Don’t Just Motivate, E-Motivate
“I have learned that people will forget what you said, people will forget what you did, but people will never forget how you made them feel.”
–Maya Angelou
“Everything we do in marketing is a stimulus to get a behavior.”
–Richard Czerniawski
That brand-building principle of making an emotional connection with customers—in order to attract and sustain their loyalty—is more and more a principle that seems to be universally accepted (despite being one that’s not so easily accomplished). And when you ask marketers where, exactly, in the brand’s strategic make-up that one ought to “engineer in” an emotional connection, nearly all will say “you go beyond promising merely functional benefits by adding a meaningful emotional benefit in the brand’s positioning strategy.” It’s that meaningful emotional benefit, after all, that serves as the glue between brand and customer. We, of course, agree. But coming up with meaningful emotional benefits that (1) link seamlessly with the brand’s functional promises, and (2) are not already grossly over-used so as to be virtually insignificant is darn hard. It takes a great deal of probing, introspective customer research to glean what are those overriding feelings that most loyal customers tend to share and appreciate about our brand…much more so than about other brands?
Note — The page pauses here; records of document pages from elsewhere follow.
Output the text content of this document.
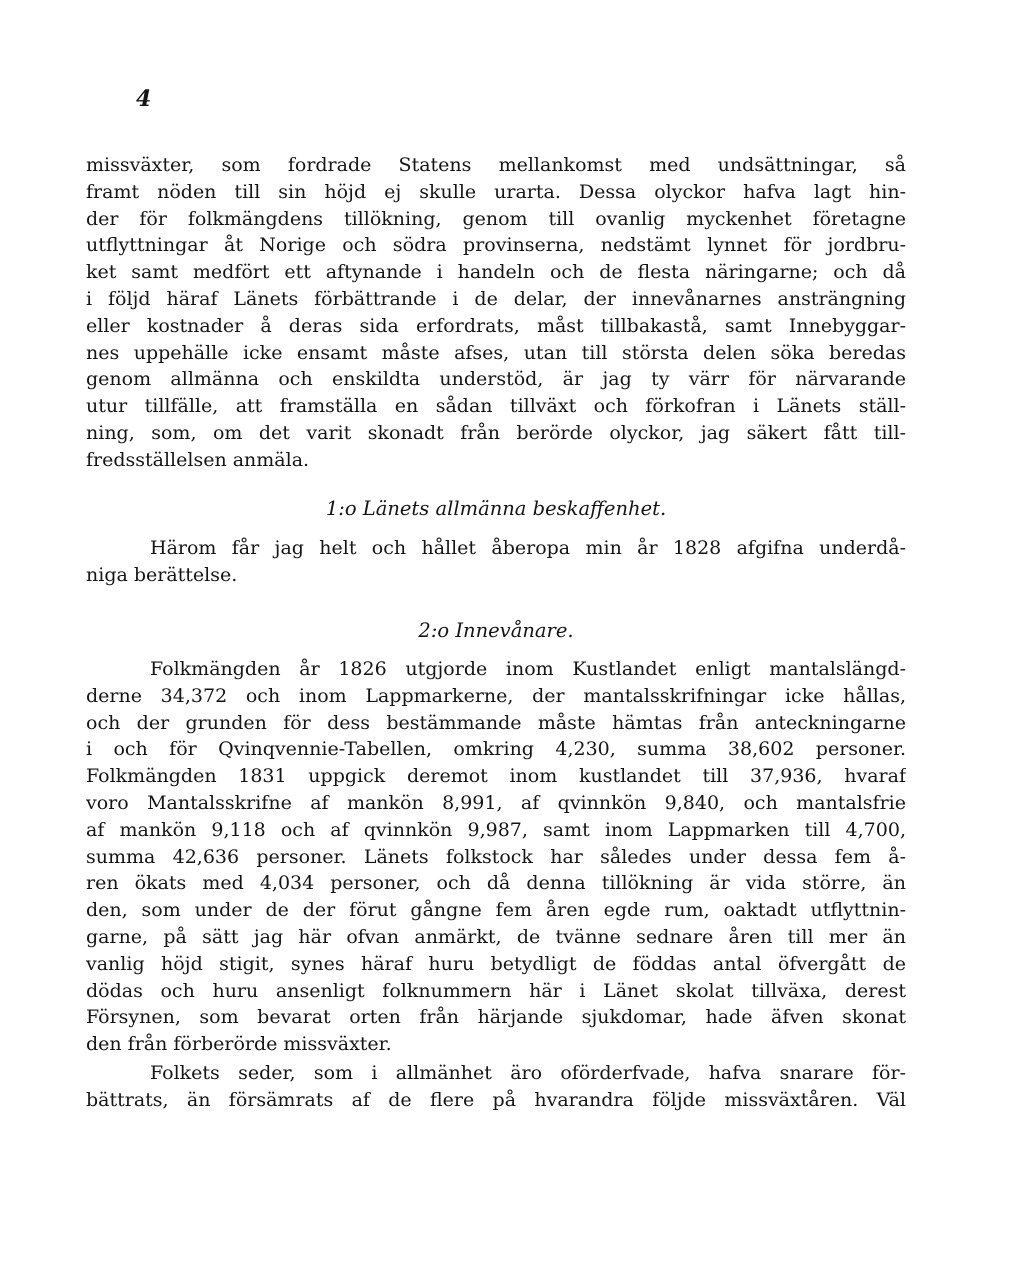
4
missväxter, som fordrade Statens mellankomst med undsättningar, så
framt nöden till sin höjd ej skulle urarta. Dessa olyckor hafva lagt hin-
der för folkmängdens tillökning, genom till ovanlig myckenhet företagne
utflyttningar åt Norige och södra provinserna, nedstämt lynnet för jordbru-
ket samt medfört ett aftynande i handeln och de flesta näringarne; och då
i följd häraf Länets förbättrande i de delar, der innevånarnes ansträngning
eller kostnader å deras sida erfordrats, måst tillbakastå, samt Innebyggar-
nes uppehälle icke ensamt måste afses, utan till största delen söka beredas
genom allmänna och enskildta understöd, är jag ty värr för närvarande
utur tillfälle, att framställa en sådan tillväxt och förkofran i Länets ställ-
ning, som, om det varit skonadt från berörde olyckor, jag säkert fått till-
fredsställelsen anmäla.
1:o Länets allmänna beskaffenhet.
Härom får jag helt och hållet åberopa min år 1828 afgifna underdå-
niga berättelse.
2:o Innevånare.
Folkmängden år 1826 utgjorde inom Kustlandet enligt mantalslängd-
derne 34,372 och inom Lappmarkerne, der mantalsskrifningar icke hållas,
och der grunden för dess bestämmande måste hämtas från anteckningarne
i och för Qvinqvennie-Tabellen, omkring 4,230, summa 38,602 personer.
Folkmängden 1831 uppgick deremot inom kustlandet till 37,936, hvaraf
voro Mantalsskrifne af mankön 8,991, af qvinnkön 9,840, och mantalsfrie
af mankön 9,118 och af qvinnkön 9,987, samt inom Lappmarken till 4,700,
summa 42,636 personer. Länets folkstock har således under dessa fem å-
ren ökats med 4,034 personer, och då denna tillökning är vida större, än
den, som under de der förut gångne fem åren egde rum, oaktadt utflyttnin-
garne, på sätt jag här ofvan anmärkt, de tvänne sednare åren till mer än
vanlig höjd stigit, synes häraf huru betydligt de föddas antal öfvergått de
dödas och huru ansenligt folknummern här i Länet skolat tillväxa, derest
Försynen, som bevarat orten från härjande sjukdomar, hade äfven skonat
den från förberörde missväxter.
Folkets seder, som i allmänhet äro oförderfvade, hafva snarare för-
bättrats, än försämrats af de flere på hvarandra följde missväxtåren. Väl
However, just because unearthing that one emotional benefit that’s perfect for your brand is quite difficult doesn’t mean we don’t make the effort. We must…if we are serious about transforming a mere product positioning into a Brand Positioning. But what we have found is that many brand-builders, in focusing only on adding an emotional benefit to the positioning strategy, miss an even more significant opportunity to make an emotional connection with customers. This opportunity starts with the strategic grounding that should precede any articulation of the positioning strategy: The Brand Idea. And the opportunity re-presents itself each time the brand issues its communications. Said another way, its not nearly enough to own a meaningful emotional benefit; no, the brand needs to also be EMOTIVE—in its Brand Idea and in its communications. In a word, the brand needs to E-MOTIVATE.
Most of us commonly use words in our daily lives like motive, motivation, and motivate. Much less commonly, though, do we use the word emotive. All contain the same root and come from the same “genealogy”: the Latin word movere, which of course means to move. Yet, while all tend to convey similar denotations, we think that the word emotive carries a stronger connotation—namely, something that’s truly emotive will truly move you. We want our Brand Idea and all of our communications (even those that focus on product performance advantages) to be moving, to move our customers.
Just to be clear, when we talk about the Brand Idea, we’re referring to that strategic encapsulation of the brand’s ultimate meaning to its customers. In only a few precisely chosen words, the Brand Idea overarches the positioning strategy and makes clear:
–The WHY of its existence (What, most fundamentally, is the Brand’s purpose?);
–The most meaningful DIFFERENTIATION versus competition that the Brand promises;
–And what, more than anything else, makes the Brand moving to its loyal customers…makes it EMOTIVE to them.
Here, for example, are two inferred Brand Ideas:
McDONALD’S:
The Family Fun and Food Destination that Everyone Loves…Because It Makes Everyone Happy.
GLEEVEC:
Miracle Cancer Care that Transforms Certain Fatal Cancers into Manageable Chronic Conditions.
Each of these nails the most meaningful differentiation each Brand promises. Unlike other “fast food” QSR’s (Quick Serve Restaurants), McDonald’s promises much more than the food: it’s about the Family Fun without which the Brand could never lay claim to being a “Destination.” And unlike other cancer treatments that at best “buy a little extra time” for patients, Gleevec can promise to become a continual treatment, rather than a temporarily deferred end of life.
And without resorting to those “usual suspect” emotion words/expressions like hope, confidence, trust, and peace-of-mind, each also imparts something compellingly emotive. For McDonald’s, it’s that state of happiness—whether from parents seeing their kids’ smiles opening up a Happy Meal or from simply having the whole family together in one place, enjoying something on the menu they each like. For Gleevec, what could be more emotive—for physician and patient alike—than hearing, while they may have “the Big C,” it’s totally treatable and they’re most likely going to die from something else entirely? We get the ultimate meaning of each Brand because each E-Motivates us.
Here’s the best part of this e-motivating: since (per one of our opening quotes), everything we do in marketing is, or ought to be, aimed at getting a desired, predetermined, volume-building behavior from our customers, when we e-motivate in our Brand Idea and our communications, we’re literally tapping into that original Latin meaning, “to move.” As laid out in Webster’s Dictionary…
motive, motivation, noun. Something that causes a person to act; implies an emotion or desire operating on the will and causing it to act.
So, want to get your brand’s customers to use more, use more often, upgrade to something newer and better; or want to get potential future customers to start something totally new using your brand? Don’t just motivate them, make them (as Maya Angelou promoted) feel it. E-Motivate them!